Avril 
                    2014
                  Bilan de vie : 
                    échec, demi-réussite ou succès ?
                  par François 
                    Leclair, C. 57 
                                     Felix 
                    qui potuit rerum cognoscere causas 
                  Bien connue des 
                    “philosophes”qui jadis montaient à pied 
                    jusqu’au sixième étage du vieux Collège, 
                    cette maxime de Virgile peut inspirer la réflexion 
                    sur un bilan de vie de quiconque veut demeurer “heureux”. 
                    La clé de cette sérénité enseignée 
                    par le poète se trouve dans le “connaître 
                    les causes des choses”. La philosophie courante à 
                    son époque, on s’en souviendra, faisait une distinction 
                    entre les causes dites matérielles, formelles ou exemplaires, 
                    efficientes et finales. Cette sagesse intemporelle propose 
                    encore aujourd’hui que les fins de l’action sont 
                    les plus importantes pour en évaluer la réussite 
                    ou l’échec.  
                                    Dans une perspective humaniste, l’auto-évaluation 
                    du succès de sa vie repose donc sur les buts que l’on 
                    s’est personnellement assignés. Ils peuvent être 
                    multiples et pas toujours en harmonie entre eux. Pensons, 
                    par exemple, au conflit engendré par une offre de pot-de-vin 
                    à un fonctionnaire qui recherche le luxe et le statut 
                    social, mais aussi la tranquillité de sa conscience. 
                    En l’acceptant, il pourra mieux réussir sa vie 
                    matérielle et sociale, mais il se plongera dans un 
                    échec moral troublant; en le refusant, il préservera 
                    son intégrité et sa bonne conscience, mais au 
                    risque d’un échec ou d’une demi-réussite 
                    professionnelle qu’il pourrait regretter.  
                                    En raison de la multiplicité 
                    des buts que l’on s’assigne et de la variation 
                    de leur importance dans le temps, il apparaît irréaliste 
                    de viser à une réussite complète de sa 
                    vie sur tous les fronts. Mais, en gardant le cap sur un but 
                    prioritaire qui domine les autres, on peut atteindre à 
                    la cohérence et à la joie dans ses actions, 
                    et à la fin à un bilan de vie positif. Un père 
                    de famille, par exemple, qui se soucie de son épanouissement 
                    personnel comme de celui de son entourage, pourra maintenir 
                    une relation conjugale sans amour partagé, mais néanmoins 
                    tolérable, pendant la durée de l’éducation 
                    de ses jeunes, puis s’en retirer au moment opportun, 
                    en vue du plus grand bien possible pour tous les membres de 
                    la famille. Il pourra alors parler de demi-réussite 
                    familiale et rester serein. 

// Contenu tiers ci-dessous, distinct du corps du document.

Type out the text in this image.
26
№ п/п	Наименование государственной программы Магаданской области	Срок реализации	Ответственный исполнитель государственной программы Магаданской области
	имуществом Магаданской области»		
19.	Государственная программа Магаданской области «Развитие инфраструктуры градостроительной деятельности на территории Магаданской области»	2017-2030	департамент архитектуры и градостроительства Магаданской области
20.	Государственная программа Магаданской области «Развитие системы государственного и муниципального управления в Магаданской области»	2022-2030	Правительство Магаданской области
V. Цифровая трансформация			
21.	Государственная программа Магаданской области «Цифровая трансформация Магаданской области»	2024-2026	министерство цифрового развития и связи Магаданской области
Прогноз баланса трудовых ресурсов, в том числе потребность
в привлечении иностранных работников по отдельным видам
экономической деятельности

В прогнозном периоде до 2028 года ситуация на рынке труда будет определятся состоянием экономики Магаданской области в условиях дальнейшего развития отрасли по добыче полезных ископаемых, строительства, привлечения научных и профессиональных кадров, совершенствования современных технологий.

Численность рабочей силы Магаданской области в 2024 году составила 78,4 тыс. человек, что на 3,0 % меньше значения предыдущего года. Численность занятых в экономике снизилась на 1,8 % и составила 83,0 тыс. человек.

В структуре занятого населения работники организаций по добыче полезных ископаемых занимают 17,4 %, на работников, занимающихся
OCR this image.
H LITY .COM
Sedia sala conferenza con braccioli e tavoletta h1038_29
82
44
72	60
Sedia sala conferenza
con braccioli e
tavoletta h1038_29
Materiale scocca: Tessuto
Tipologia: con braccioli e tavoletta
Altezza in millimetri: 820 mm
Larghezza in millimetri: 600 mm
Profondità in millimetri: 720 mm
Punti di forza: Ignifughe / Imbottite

                                                      Pour établir un bilan de vie 
                    véridique à nos propres yeux, il faut entrer 
                    dans le domaine de nos valeurs propres qui ne sont pas toujours 
                    identifiées clairement. L’exercice d’évaluation 
                    se complique du fait que nous sommes aussi confrontés 
                    aux valeurs du milieu qui exercent une influence sur les nôtres. 

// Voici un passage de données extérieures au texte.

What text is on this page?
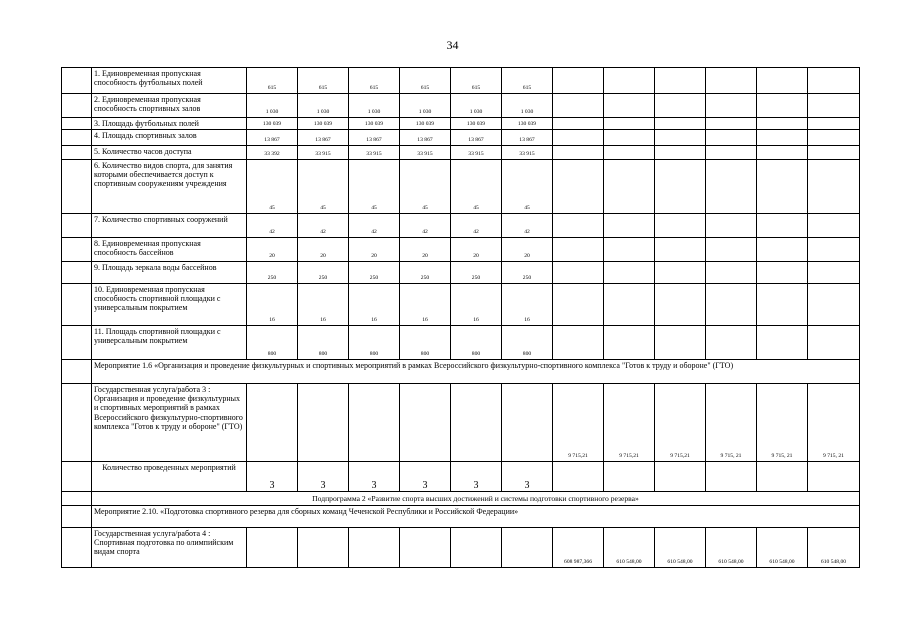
34
	1. Единовременная пропускная способность футбольных полей	615	615	615	615	615	615						
	2. Единовременная пропускная способность спортивных залов	1 030	1 030	1 030	1 030	1 030	1 030						
	3. Площадь футбольных полей	130 039	130 039	130 039	130 039	130 039	130 039						
	4. Площадь спортивных залов	13 867	13 867	13 867	13 867	13 867	13 867						
	5. Количество часов доступа	33 392	33 915	33 915	33 915	33 915	33 915						
	6. Количество видов спорта, для занятия которыми обеспечивается доступ к спортивным сооружениям учреждения	45	45	45	45	45	45						
	7. Количество спортивных сооружений	42	42	42	42	42	42						
	8. Единовременная пропускная способность бассейнов	20	20	20	20	20	20						
	9. Площадь зеркала воды бассейнов	250	250	250	250	250	250						
	10. Единовременная пропускная способность спортивной площадки с универсальным покрытием	16	16	16	16	16	16						
	11. Площадь спортивной площадки с универсальным покрытием	800	800	800	800	800	800						
	Мероприятие 1.6 «Организация и проведение физкультурных и спортивных мероприятий в рамках Всероссийского физкультурно-спортивного комплекса "Готов к труду и обороне" (ГТО)												
	Государственная услуга/работа 3 : Организация и проведение физкультурных и спортивных мероприятий в рамках Всероссийского физкультурно-спортивного комплекса "Готов к труду и обороне" (ГТО)							9 715,21	9 715,21	9 715,21	9 715, 21	9 715, 21	9 715, 21
	Количество проведенных мероприятий	3	3	3	3	3	3						
	Подпрограмма 2 «Развитие спорта высших достижений и системы подготовки спортивного резерва»												
	Мероприятие 2.10. «Подготовка спортивного резерва для сборных команд Чеченской Республики и Российской Федерации»												
	Государственная услуга/работа 4 : Спортивная подготовка по олимпийским видам спорта							608 987,366	610 548,00	610 548,00	610 548,00	610 548,00	610 548,00
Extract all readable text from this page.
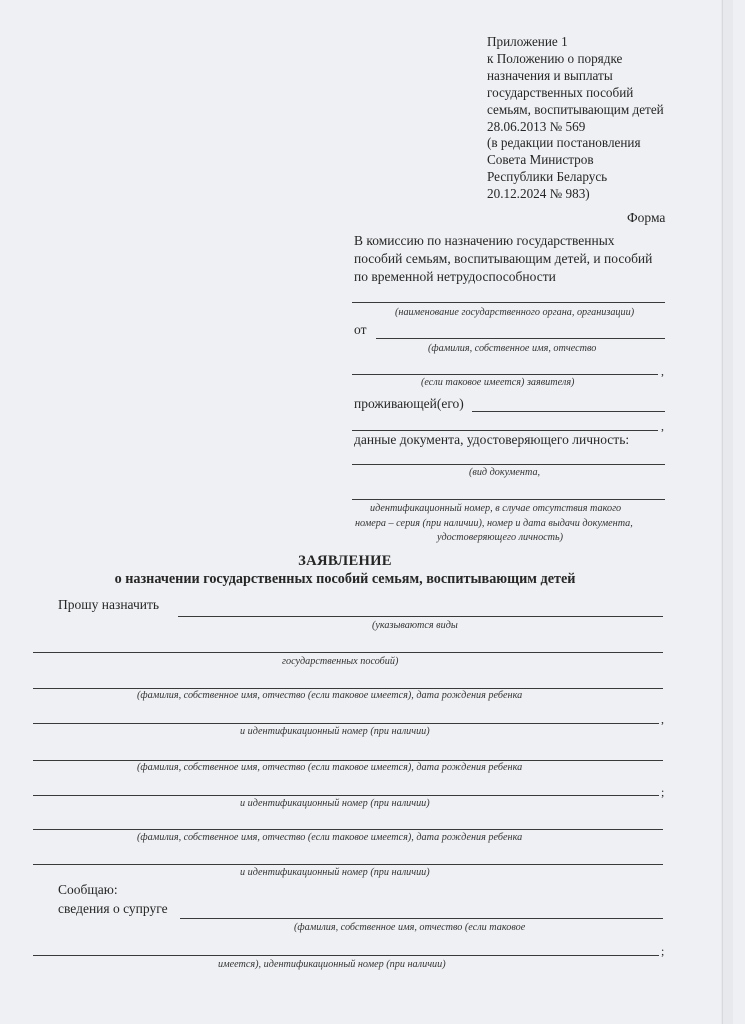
Приложение 1
к Положению о порядке
назначения и выплаты
государственных пособий
семьям, воспитывающим детей
28.06.2013 № 569
(в редакции постановления
Совета Министров
Республики Беларусь
20.12.2024 № 983)
Форма
В комиссию по назначению государственных
пособий семьям, воспитывающим детей, и пособий
по временной нетрудоспособности
(наименование государственного органа, организации)
от
(фамилия, собственное имя, отчество
,
(если таковое имеется) заявителя)
проживающей(его)
,
данные документа, удостоверяющего личность:
(вид документа,
идентификационный номер, в случае отсутствия такого
номера – серия (при наличии), номер и дата выдачи документа,
удостоверяющего личность)
ЗАЯВЛЕНИЕ
о назначении государственных пособий семьям, воспитывающим детей
Прошу назначить
(указываются виды
государственных пособий)
(фамилия, собственное имя, отчество (если таковое имеется), дата рождения ребенка
,
и идентификационный номер (при наличии)
(фамилия, собственное имя, отчество (если таковое имеется), дата рождения ребенка
;
и идентификационный номер (при наличии)
(фамилия, собственное имя, отчество (если таковое имеется), дата рождения ребенка
и идентификационный номер (при наличии)
Сообщаю:
сведения о супруге
(фамилия, собственное имя, отчество (если таковое
;
имеется), идентификационный номер (при наличии)
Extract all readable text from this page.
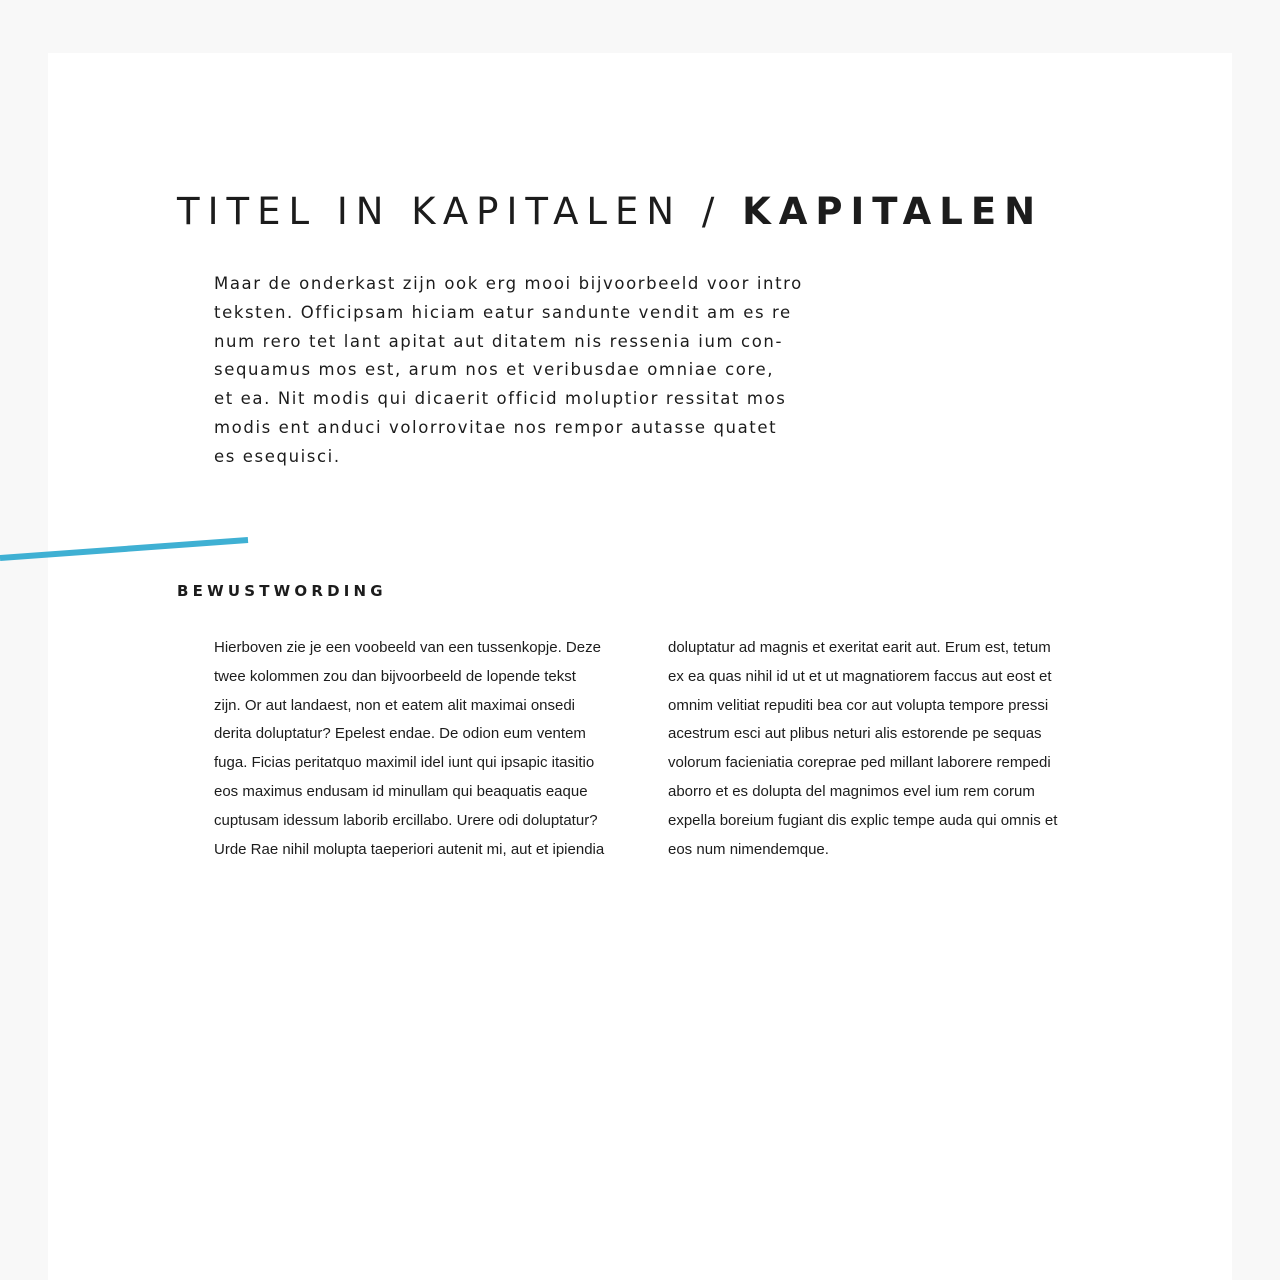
TITEL IN KAPITALEN / KAPITALEN

Maar de onderkast zijn ook erg mooi bijvoorbeeld voor intro
teksten. Officipsam hiciam eatur sandunte vendit am es re
num rero tet lant apitat aut ditatem nis ressenia ium con-
sequamus mos est, arum nos et veribusdae omniae core,
et ea. Nit modis qui dicaerit officid moluptior ressitat mos
modis ent anduci volorrovitae nos rempor autasse quatet
es esequisci.

BEWUSTWORDING

Hierboven zie je een voobeeld van een tussenkopje. Deze
twee kolommen zou dan bijvoorbeeld de lopende tekst
zijn. Or aut landaest, non et eatem alit maximai onsedi
derita doluptatur? Epelest endae. De odion eum ventem
fuga. Ficias peritatquo maximil idel iunt qui ipsapic itasitio
eos maximus endusam id minullam qui beaquatis eaque
cuptusam idessum laborib ercillabo. Urere odi doluptatur?
Urde Rae nihil molupta taeperiori autenit mi, aut et ipiendia

doluptatur ad magnis et exeritat earit aut. Erum est, tetum
ex ea quas nihil id ut et ut magnatiorem faccus aut eost et
omnim velitiat repuditi bea cor aut volupta tempore pressi
acestrum esci aut plibus neturi alis estorende pe sequas
volorum facieniatia coreprae ped millant laborere rempedi
aborro et es dolupta del magnimos evel ium rem corum
expella boreium fugiant dis explic tempe auda qui omnis et
eos num nimendemque.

                    Souvent faudra-t-il apprécier l’importance pour 
                    soi de la réussite matérielle qui est une puissante 
                    injonction de la société, et qui conditionne 
                    souvent le statut social et l’estime de soi. Dans ce 
                    contexte, un parent ou un aidant naturel qui oeuvre dans l’ombre 
                    sans rémunération serait-il en train de rater 
                    sa vie ?  
                    
                    Cette analyse du bilan se relie à la réflexion 
                    soumise par notre Président, dans le dernier Bulletin, 
                    sur le sens de notre éducation qui hier préparait 
                    les jeunes à devenir “l’élite de 
                    demain, pour décider en fonction de l’intérêt 
                    général et du bien public”. Je pense que 
                    quiconque poursuit les but supérieurs préconisés 
                    par sa proposition, fait partie de l’élite spirituelle 
                    de la société, quelque soit sa réussite 
                    en visibilité, en fortune ou en pouvoir. À chacun 
                    d’évaluer comment, à cet égard, 
                    sa vie serait un succès, une demi-réussite ou 
                    un échec. Pour ma part, je me suis rendu compte que 
                    l’éducation continue de la personne, chez moi 
                    et chez les autres, a constitué une valeur humaniste 
                    prioritaire dans ma vie, et qu’elle se réalise 
                    encore au quotidien par des actions comme celle de vous présenter 
                    aujourd’hui cette réflexion. Je demeure donc 
                    spirituellement serein dans l’opération de mon 
                    bilan de vie, avec une vive reconnaissance envers mes éducateurs 
                    d’autrefois et mes interlocuteurs d’aujourd’hui.